CHP’nin hesabı doğru ama...

Haberin Devamı

CHP’nin aile sigortası için tek kaynak var, savunma bütçesinden kesmek!

Bahçeşehir Üniversitesi Ekonomi Profesörü Prof. Seyfettin Gürsel, CHP’nin ‘Aile Sigortası’ projesini tebrik ediyor. Ali Babacan’ın aksine 12.8 milyar liralık kaynak hesabını da doğru buluyor ama uyarısını da yapıyor: “İktisatta her politikanın bir yan etkisi vardır. Dolayısıyla Aile Sigortası için gerekli kaynağı makro dengeleri bozmadan bulmak gerekir. Savunma bütçesinden kesinti bir kaynak oluşturabilir. Tabii ki bunun için CHP’nin Ege, Kıbrıs ve Kürt sorununa bakışını gözden geçirmesi gerekir...”

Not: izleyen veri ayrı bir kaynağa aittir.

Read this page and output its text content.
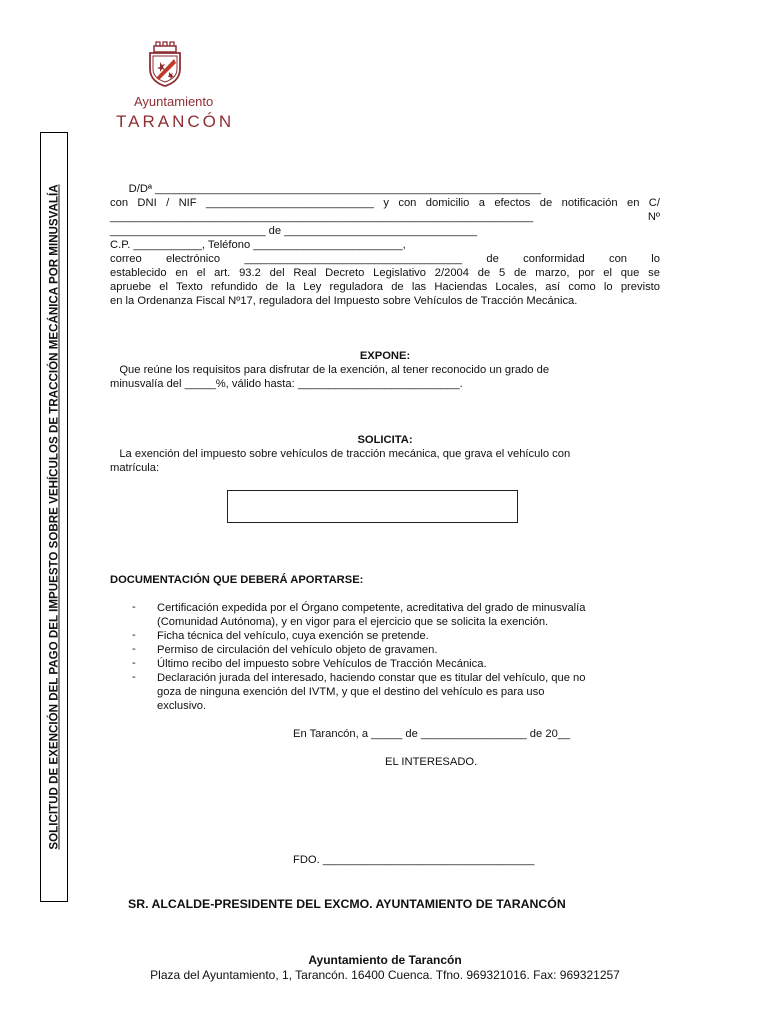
Ayuntamiento
TARANCÓN
SOLICITUD DE EXENCIÓN DEL PAGO DEL IMPUESTO SOBRE VEHÍCULOS DE TRACCIÓN MECÁNICA POR MINUSVALÍA	D/Dª ______________________________________________________________
con DNI / NIF ___________________________ y con domicilio a efectos de notificación en C/
____________________________________________________________________ Nº
_________________________ de _______________________________
C.P. ___________, Teléfono ________________________,
correo electrónico ___________________________________ de conformidad con lo
establecido en el art. 93.2 del Real Decreto Legislativo 2/2004 de 5 de marzo, por el que se
apruebe el Texto refundido de la Ley reguladora de las Haciendas Locales, así como lo previsto
en la Ordenanza Fiscal Nº17, reguladora del Impuesto sobre Vehículos de Tracción Mecánica.
EXPONE:
Que reúne los requisitos para disfrutar de la exención, al tener reconocido un grado de
minusvalía del _____%, válido hasta: __________________________.
SOLICITA:
La exención del impuesto sobre vehículos de tracción mecánica, que grava el vehículo con
matrícula:
DOCUMENTACIÓN QUE DEBERÁ APORTARSE:
- Certificación expedida por el Órgano competente, acreditativa del grado de minusvalía
(Comunidad Autónoma), y en vigor para el ejercicio que se solicita la exención.
- Ficha técnica del vehículo, cuya exención se pretende.
- Permiso de circulación del vehículo objeto de gravamen.
- Último recibo del impuesto sobre Vehículos de Tracción Mecánica.
- Declaración jurada del interesado, haciendo constar que es titular del vehículo, que no
goza de ninguna exención del IVTM, y que el destino del vehículo es para uso
exclusivo.
En Tarancón, a _____ de _________________ de 20__
EL INTERESADO.
FDO. __________________________________
SR. ALCALDE-PRESIDENTE DEL EXCMO. AYUNTAMIENTO DE TARANCÓN
Ayuntamiento de Tarancón
Plaza del Ayuntamiento, 1, Tarancón. 16400 Cuenca. Tfno. 969321016. Fax: 969321257
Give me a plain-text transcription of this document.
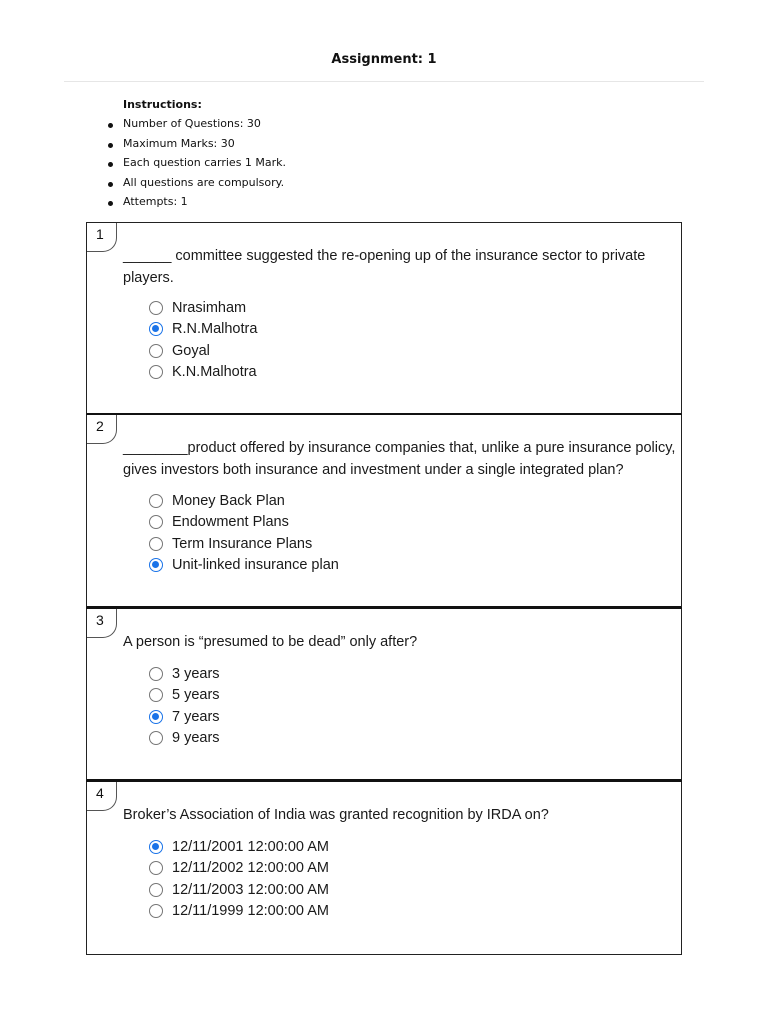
Assignment: 1
Instructions:
Number of Questions: 30
Maximum Marks: 30
Each question carries 1 Mark.
All questions are compulsory.
Attempts: 1
1
______ committee suggested the re-opening up of the insurance sector to private players.
Nrasimham
R.N.Malhotra
Goyal
K.N.Malhotra
2
________product offered by insurance companies that, unlike a pure insurance policy, gives investors both insurance and investment under a single integrated plan?
Money Back Plan
Endowment Plans
Term Insurance Plans
Unit-linked insurance plan
3
A person is “presumed to be dead” only after?
3 years
5 years
7 years
9 years
4
Broker’s Association of India was granted recognition by IRDA on?
12/11/2001 12:00:00 AM
12/11/2002 12:00:00 AM
12/11/2003 12:00:00 AM
12/11/1999 12:00:00 AM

Belki de uzun süredir ilk kez CHP’den sosyal demokrat bir partiye yakışır bir proje çıktı. Şimdilik bir vaat ve pek çok şey eksik belki, ama CHP’nin Aile Sigortası Projesi, sadece bu partiye oy verenler için değil, halkın önemli bir kesimi için umut... Daha birkaç gün önce, CHP lideri Kılıçdaroğlu tarafından kamuoyuna açıklanan projeyi kısaca özetliyelim... Eğer CHP iktidara gelirse, ülkenin en büyük sorunu olan yoksulluk ve gelir uçurumuna bir nebze çözüm getirecek Aile Sigortası’nı hayata geçirecek. Devlet yoksul ailelere hane başına 125 lira ile bin 250 lira arasında sosyal yardım dağıtacak. CHP’nin hesabına göre bu yardım için ayrılması gereken kaynak 12.8 milyar lira. Kılıçdaroğlu, “Devlete bağlı ‘14 ayrı kurum’ her yıl 4.1 milyar liralık makarna ve kömür yardımı yapıyor. Dolayısıyla Aile Sigortası projesi için ekstra 8.7 milyar liraya ihtiyaç var. Bu tutarın kamu harcamalarının içindeki payı sadece yüzde 1.7!” diye başladı anlatmaya. CHP Genel Başkan Yardımcısı Faik Öztrak daha sonra hesabı biraz ayrıntılandırdı; “Devlet 2011 yılında 460 milyar lira harcama yapacağını açıkladı. Bize gereken kaynak toplam harcamaların sadece yüzde 1.7’si! 460 milyar lira içinden yoksul kesime 8.7 milyar lira veremeyeceksek o zaman biz niye iktidar olalım?” Hemen iktidar cephesinden, Devlet Bakanı Ali Babacan’dan kaynak meselesine bir gönderme geldi; “CHP’nin dediklerine çok bakmam ama bunu duyunca alıp, çarptım. En az 24 milyar lira kaynak gerekiyor. Hesap hatası yaptılar...”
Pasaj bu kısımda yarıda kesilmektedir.